Il ne pouvait rien faire pour lui pour l'instant, pour apaiser sa culpabilité. Au moins, il était en vie et ses parents étaient saufs pour le moment. Voldemort avait laissé les Malefoy tranquilles, décidant que l'entrée des Mangemorts dans Poudlard était une preuve de fidélité suffisante de la part de Drago.


Lorsque Severus annonça à son jeune protégé qu'il était temps de retourner à Poudlard, Drago sembla malade.

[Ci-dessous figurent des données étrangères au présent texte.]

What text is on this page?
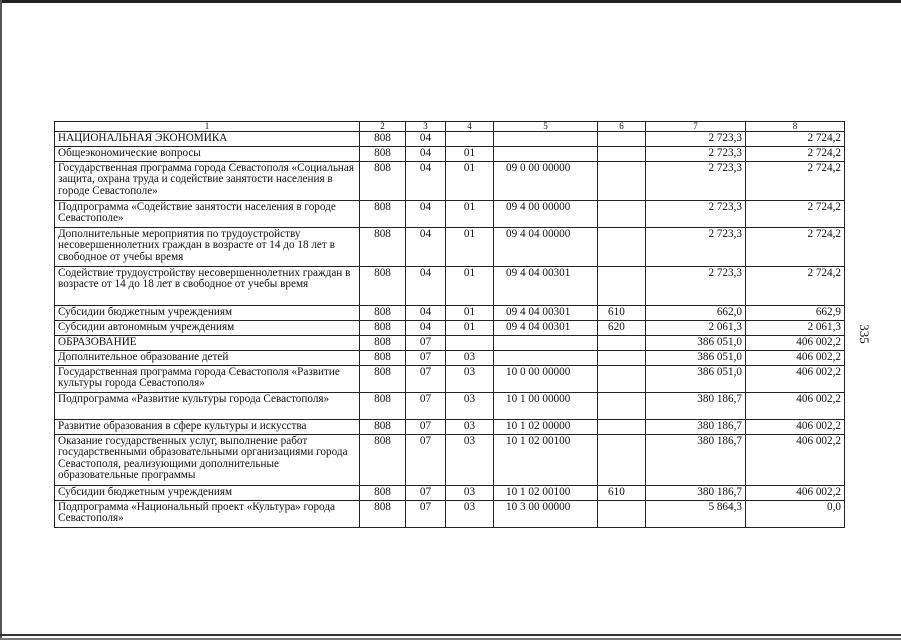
335
1	2	3	4	5	6	7	8
НАЦИОНАЛЬНАЯ ЭКОНОМИКА	808	04				2 723,3	2 724,2
Общеэкономические вопросы	808	04	01			2 723,3	2 724,2
Государственная программа города Севастополя «Социальная защита, охрана труда и содействие занятости населения в городе Севастополе»	808	04	01	09 0 00 00000		2 723,3	2 724,2
Подпрограмма «Содействие занятости населения в городе Севастополе»	808	04	01	09 4 00 00000		2 723,3	2 724,2
Дополнительные мероприятия по трудоустройству несовершеннолетних граждан в возрасте от 14 до 18 лет в свободное от учебы время	808	04	01	09 4 04 00000		2 723,3	2 724,2
Содействие трудоустройству несовершеннолетних граждан в возрасте от 14 до 18 лет в свободное от учебы время	808	04	01	09 4 04 00301		2 723,3	2 724,2
Субсидии бюджетным учреждениям	808	04	01	09 4 04 00301	610	662,0	662,9
Субсидии автономным учреждениям	808	04	01	09 4 04 00301	620	2 061,3	2 061,3
ОБРАЗОВАНИЕ	808	07				386 051,0	406 002,2
Дополнительное образование детей	808	07	03			386 051,0	406 002,2
Государственная программа города Севастополя «Развитие культуры города Севастополя»	808	07	03	10 0 00 00000		386 051,0	406 002,2
Подпрограмма «Развитие культуры города Севастополя»	808	07	03	10 1 00 00000		380 186,7	406 002,2
Развитие образования в сфере культуры и искусства	808	07	03	10 1 02 00000		380 186,7	406 002,2
Оказание государственных услуг, выполнение работ государственными образовательными организациями города Севастополя, реализующими дополнительные образовательные программы	808	07	03	10 1 02 00100		380 186,7	406 002,2
Субсидии бюджетным учреждениям	808	07	03	10 1 02 00100	610	380 186,7	406 002,2
Подпрограмма «Национальный проект «Культура» города Севастополя»	808	07	03	10 3 00 00000		5 864,3	0,0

Il secoua la tête, horrifié, mais il comprit rapidement qu'il n'avait pas voix au chapitre.

Le maître des potions ne pouvait pas le consoler ou le rassurer sans risquer de mettre à mal sa couverture et risquer d'exposer ses secrets. Il lui posa juste une main compatissante sur l'épaule, et hocha la tête sèchement.
— Tout ira bien, Drago. Tout ira bien.

Cependant, il n'avait jamais été aussi peu sûr de lui.